Division of Biology, Kansas State University, Manhattan, KS, 66506, USA.
BMC Genomics. 2020 Jan 14;21(1):47. doi: 10.1186/s12864-019-6394-6.
The red flour beetle Tribolium castaneum has emerged as an important model organism for the study of gene function in development and physiology, for ecological and evolutionary genomics, for pest control and a plethora of other topics. RNA interference (RNAi), transgenesis and genome editing are well established and the resources for genome-wide RNAi screening have become available in this model. All these techniques depend on a high quality genome assembly and precise gene models. However, the first version of the genome assembly was generated by Sanger sequencing, and with a small set of RNA sequence data limiting annotation quality.

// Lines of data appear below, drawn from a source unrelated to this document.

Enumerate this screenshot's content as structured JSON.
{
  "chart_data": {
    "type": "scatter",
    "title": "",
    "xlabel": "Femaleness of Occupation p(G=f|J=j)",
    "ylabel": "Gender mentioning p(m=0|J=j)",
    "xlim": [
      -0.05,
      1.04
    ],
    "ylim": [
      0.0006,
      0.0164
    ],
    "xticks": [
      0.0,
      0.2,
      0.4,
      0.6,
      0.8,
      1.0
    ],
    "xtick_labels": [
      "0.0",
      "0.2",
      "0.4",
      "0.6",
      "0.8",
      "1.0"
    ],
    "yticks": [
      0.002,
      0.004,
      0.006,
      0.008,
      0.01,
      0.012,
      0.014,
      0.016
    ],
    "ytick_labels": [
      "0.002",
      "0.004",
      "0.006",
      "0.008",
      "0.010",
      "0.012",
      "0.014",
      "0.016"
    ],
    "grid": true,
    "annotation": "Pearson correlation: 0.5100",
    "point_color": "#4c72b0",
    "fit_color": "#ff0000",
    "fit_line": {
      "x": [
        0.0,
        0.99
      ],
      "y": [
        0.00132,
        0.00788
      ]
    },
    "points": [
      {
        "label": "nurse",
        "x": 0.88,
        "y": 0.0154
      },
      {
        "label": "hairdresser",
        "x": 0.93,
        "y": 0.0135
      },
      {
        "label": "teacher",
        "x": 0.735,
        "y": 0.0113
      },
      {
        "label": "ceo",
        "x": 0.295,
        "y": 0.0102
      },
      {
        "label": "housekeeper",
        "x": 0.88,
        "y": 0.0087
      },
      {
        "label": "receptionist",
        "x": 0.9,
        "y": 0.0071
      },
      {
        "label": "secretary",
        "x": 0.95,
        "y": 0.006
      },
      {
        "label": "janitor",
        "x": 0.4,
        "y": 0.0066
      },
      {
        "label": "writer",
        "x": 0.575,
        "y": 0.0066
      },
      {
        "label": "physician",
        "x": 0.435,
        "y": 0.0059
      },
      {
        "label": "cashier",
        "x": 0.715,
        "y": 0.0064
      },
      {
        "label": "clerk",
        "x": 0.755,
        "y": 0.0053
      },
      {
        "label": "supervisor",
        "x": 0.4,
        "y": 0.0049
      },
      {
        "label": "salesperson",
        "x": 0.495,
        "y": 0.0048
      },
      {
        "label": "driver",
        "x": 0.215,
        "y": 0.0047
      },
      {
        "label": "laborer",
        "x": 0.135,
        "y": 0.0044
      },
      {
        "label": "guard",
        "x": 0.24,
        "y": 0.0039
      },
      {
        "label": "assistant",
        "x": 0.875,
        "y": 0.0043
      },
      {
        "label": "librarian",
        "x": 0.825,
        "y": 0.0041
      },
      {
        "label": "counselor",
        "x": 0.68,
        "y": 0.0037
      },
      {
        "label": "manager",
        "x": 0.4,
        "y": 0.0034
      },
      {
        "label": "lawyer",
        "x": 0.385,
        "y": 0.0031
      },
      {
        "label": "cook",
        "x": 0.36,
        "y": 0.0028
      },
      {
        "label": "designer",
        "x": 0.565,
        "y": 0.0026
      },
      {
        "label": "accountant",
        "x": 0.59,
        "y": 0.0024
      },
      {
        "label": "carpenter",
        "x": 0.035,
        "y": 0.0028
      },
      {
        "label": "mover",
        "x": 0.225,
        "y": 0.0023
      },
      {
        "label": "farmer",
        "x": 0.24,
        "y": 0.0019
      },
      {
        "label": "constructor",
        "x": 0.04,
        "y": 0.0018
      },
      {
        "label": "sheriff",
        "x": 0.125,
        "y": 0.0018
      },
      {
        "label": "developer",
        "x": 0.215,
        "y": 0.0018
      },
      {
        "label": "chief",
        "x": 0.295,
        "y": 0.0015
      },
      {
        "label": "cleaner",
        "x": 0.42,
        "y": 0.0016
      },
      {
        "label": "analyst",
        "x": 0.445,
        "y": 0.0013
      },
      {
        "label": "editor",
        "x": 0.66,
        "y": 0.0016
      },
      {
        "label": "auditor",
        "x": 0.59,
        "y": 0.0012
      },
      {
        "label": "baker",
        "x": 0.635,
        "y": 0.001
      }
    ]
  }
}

Here, we present an improved genome assembly (Tcas5.2) and an enhanced genome annotation resulting in a new official gene set (OGS3) for Tribolium castaneum, which significantly increase the quality of the genomic resources. By adding large-distance jumping library DNA sequencing to join scaffolds and fill small gaps, the gaps in the genome assembly were reduced and the N50 increased to 4753kbp. The precision of the gene models was enhanced by the use of a large body of RNA-Seq reads of different life history stages and tissue types, leading to the discovery of 1452 novel gene sequences. We also added new features such as alternative splicing, well defined UTRs and microRNA target predictions. For quality control, 399 gene models were evaluated by manual inspection. The current gene set was submitted to Genbank and accepted as a RefSeq genome by NCBI.

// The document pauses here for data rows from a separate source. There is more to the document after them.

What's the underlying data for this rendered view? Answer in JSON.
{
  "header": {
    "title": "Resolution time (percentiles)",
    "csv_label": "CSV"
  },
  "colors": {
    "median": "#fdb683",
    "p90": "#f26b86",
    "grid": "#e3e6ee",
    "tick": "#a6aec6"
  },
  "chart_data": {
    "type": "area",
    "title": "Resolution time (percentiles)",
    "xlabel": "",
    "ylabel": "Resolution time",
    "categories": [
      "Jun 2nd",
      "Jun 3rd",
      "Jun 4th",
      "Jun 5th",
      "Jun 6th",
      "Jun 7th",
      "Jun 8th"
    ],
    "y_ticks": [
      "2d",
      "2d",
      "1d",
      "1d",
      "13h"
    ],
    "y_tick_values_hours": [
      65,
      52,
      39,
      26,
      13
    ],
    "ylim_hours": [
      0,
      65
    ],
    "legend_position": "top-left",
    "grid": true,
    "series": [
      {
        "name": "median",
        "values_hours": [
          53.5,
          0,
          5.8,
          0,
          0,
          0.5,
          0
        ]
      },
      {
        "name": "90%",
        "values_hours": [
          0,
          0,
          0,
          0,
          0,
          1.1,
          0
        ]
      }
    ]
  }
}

The new genome assembly (Tcas5.2) and the official gene set (OGS3) provide enhanced genomic resources for genetic work in Tribolium castaneum. The much improved information on transcription start sites supports transgenic and gene editing approaches. Further, novel types of information such as splice variants and microRNA target genes open additional possibilities for analysis.
赤拟谷盗已成为研究发育和生理学中基因功能、生态和进化基因组学、害虫防治以及其他众多主题的重要模式生物。RNA 干扰(RNAi)、转基因和基因组编辑已经得到很好的确立,并且这个模型的全基因组 RNAi 筛选资源已经可用。所有这些技术都依赖于高质量的基因组组装和精确的基因模型。然而,第一个基因组组装版本是通过桑格测序生成的,并且由于一组有限的 RNA 序列数据限制了注释质量。

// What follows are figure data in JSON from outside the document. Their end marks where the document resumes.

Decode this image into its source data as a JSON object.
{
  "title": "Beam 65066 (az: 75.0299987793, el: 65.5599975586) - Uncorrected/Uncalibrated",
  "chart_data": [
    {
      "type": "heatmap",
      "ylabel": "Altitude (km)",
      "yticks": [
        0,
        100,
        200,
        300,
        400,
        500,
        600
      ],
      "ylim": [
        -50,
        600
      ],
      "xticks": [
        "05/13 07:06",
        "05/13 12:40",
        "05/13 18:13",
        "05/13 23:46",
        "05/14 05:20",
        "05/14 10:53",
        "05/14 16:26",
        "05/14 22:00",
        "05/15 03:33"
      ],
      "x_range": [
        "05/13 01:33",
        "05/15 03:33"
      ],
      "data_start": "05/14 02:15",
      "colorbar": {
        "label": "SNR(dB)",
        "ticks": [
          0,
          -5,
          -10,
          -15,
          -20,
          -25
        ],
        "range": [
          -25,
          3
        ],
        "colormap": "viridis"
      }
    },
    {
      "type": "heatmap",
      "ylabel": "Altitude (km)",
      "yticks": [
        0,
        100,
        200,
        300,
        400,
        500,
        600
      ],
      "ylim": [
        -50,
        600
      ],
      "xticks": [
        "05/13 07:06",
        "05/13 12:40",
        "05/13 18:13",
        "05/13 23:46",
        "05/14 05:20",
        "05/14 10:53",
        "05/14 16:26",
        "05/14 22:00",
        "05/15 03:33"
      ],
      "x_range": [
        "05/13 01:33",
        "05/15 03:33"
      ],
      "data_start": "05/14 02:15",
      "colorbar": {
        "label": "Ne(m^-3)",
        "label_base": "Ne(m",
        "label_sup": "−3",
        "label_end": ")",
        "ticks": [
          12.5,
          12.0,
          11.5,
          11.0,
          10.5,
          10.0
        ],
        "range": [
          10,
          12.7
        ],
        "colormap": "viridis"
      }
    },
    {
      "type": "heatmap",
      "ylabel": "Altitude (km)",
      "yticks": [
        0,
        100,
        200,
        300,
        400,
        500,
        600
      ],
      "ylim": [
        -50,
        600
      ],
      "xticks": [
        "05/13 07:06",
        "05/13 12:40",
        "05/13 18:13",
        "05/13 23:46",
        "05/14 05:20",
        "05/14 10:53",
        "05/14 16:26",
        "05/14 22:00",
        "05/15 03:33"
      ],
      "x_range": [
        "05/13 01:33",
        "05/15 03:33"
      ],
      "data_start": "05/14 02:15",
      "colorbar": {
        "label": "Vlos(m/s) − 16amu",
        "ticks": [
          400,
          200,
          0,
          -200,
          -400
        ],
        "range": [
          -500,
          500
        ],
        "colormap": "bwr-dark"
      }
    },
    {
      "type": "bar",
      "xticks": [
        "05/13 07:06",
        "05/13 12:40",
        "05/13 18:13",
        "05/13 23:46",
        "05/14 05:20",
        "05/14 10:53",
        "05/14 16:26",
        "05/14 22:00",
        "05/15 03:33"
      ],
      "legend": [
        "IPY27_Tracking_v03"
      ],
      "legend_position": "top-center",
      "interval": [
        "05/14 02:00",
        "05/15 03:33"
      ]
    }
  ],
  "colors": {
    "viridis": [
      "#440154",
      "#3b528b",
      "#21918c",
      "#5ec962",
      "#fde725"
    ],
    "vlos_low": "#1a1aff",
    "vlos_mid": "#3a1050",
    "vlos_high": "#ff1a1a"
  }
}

在这里,我们展示了一个改进的基因组组装(Tcas5.2)和一个增强的基因组注释,产生了赤拟谷盗的新官方基因集(OGS3),这显著提高了基因组资源的质量。通过添加远距离跳跃文库 DNA 测序来连接支架并填补小缺口,减少了基因组组装中的缺口,N50 增加到 4753kbp。通过使用不同生活史阶段和组织类型的大量 RNA-Seq 读数增强了基因模型的精度,从而发现了 1452 个新的基因序列。我们还添加了新的特征,如选择性剪接、定义明确的 UTR 和 microRNA 靶标预测。为了质量控制,通过手动检查评估了 399 个基因模型。当前的基因集已提交给 Genbank 并被 NCBI 接受为 RefSeq 基因组。
新的基因组组装(Tcas5.2)和官方基因集(OGS3)为赤拟谷盗的遗传工作提供了增强的基因组资源。转录起始位点的信息得到了极大的改善,支持了转基因和基因编辑方法。此外,新类型的信息,如剪接变体和 microRNA 靶基因,为分析开辟了更多的可能性。